I suspect the reason for the poor reputation of some of the lenses probably comes from the late 1970s and 80s, when the collapsing Soviet block was desperate for Western currency. Lots of manufactured goods were churned out with little regard for quality control and it seems at a price that had little relation to the manufacturing costs in many cases (Kiev 60! Kiev 88!). Hence lots of very cheap but poor quality goods flooding the market and trashing the reputation of anything manufactured on the wrong side of the iron curtain.

Consequently - I think CZ Jena lenses are often over hyped by those who like brand names - but equally over criticized by those who don't rate Soviet technology!
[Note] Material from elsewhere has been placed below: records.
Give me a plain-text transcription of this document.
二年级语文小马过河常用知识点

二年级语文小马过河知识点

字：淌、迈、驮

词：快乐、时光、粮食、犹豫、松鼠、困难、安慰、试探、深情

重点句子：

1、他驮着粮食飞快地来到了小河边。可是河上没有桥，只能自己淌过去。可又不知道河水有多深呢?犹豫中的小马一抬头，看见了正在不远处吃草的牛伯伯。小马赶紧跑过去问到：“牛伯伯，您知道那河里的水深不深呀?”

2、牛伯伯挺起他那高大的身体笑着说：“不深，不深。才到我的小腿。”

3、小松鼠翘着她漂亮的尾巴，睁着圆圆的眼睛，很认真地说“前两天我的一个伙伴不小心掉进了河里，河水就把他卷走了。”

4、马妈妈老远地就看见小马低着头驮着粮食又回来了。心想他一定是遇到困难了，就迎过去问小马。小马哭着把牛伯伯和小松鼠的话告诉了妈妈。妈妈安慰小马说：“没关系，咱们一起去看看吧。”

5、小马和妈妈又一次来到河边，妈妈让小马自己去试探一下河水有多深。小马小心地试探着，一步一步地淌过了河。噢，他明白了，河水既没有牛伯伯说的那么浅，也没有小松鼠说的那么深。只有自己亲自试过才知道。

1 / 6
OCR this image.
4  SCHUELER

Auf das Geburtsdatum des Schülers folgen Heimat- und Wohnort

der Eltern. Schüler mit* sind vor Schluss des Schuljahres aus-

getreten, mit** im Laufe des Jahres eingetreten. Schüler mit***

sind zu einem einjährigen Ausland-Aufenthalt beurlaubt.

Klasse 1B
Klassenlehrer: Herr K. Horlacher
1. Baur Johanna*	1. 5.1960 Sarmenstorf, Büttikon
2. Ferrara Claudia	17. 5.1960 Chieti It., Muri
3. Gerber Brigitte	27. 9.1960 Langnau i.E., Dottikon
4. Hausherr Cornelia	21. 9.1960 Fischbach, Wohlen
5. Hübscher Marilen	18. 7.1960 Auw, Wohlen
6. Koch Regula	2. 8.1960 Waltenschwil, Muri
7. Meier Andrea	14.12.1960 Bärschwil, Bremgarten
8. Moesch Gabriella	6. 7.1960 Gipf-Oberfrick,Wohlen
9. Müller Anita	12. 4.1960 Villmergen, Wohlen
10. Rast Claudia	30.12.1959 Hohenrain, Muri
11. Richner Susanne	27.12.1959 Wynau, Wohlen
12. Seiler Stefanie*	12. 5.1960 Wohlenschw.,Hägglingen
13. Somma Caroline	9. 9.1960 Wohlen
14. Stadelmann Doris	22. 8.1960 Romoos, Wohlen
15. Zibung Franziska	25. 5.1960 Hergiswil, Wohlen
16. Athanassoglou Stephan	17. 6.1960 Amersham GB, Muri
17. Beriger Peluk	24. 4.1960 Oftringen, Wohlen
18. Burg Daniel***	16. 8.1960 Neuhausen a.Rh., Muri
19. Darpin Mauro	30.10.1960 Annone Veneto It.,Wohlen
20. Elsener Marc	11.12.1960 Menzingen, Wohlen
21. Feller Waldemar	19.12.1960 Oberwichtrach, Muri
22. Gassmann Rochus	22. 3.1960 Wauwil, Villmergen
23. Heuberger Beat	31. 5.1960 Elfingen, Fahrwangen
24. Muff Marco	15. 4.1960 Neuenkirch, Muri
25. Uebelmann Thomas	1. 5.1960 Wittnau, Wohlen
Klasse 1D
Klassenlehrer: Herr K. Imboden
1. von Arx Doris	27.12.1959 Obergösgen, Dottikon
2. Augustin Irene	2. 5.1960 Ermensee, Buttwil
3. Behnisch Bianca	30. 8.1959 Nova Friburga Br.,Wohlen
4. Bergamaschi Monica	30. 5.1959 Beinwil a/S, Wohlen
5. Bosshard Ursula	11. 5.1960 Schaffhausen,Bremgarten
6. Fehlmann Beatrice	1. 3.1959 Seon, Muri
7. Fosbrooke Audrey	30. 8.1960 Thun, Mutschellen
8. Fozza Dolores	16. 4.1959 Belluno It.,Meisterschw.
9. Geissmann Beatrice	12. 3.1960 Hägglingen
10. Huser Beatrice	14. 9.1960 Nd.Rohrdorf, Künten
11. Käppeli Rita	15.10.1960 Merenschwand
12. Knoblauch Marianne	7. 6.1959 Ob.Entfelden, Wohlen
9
I do take the point, though, that a Carl Zeiss Jena 135mm telephoto (i.e a Sonnar) will fetch about five times the price of a Pentacon 135 mm lens (i.e: exactly the same lens, after CZJ lost the right to use the brand name). Such is the power of brand names....

Maybe the moral is - buy Pentacon lenses in preference to CZJ whenever you can - yes, the lubricants may be dried up and the diaphragms a little sticky, but they can be easily serviced and you will get a lot of lens for very little money.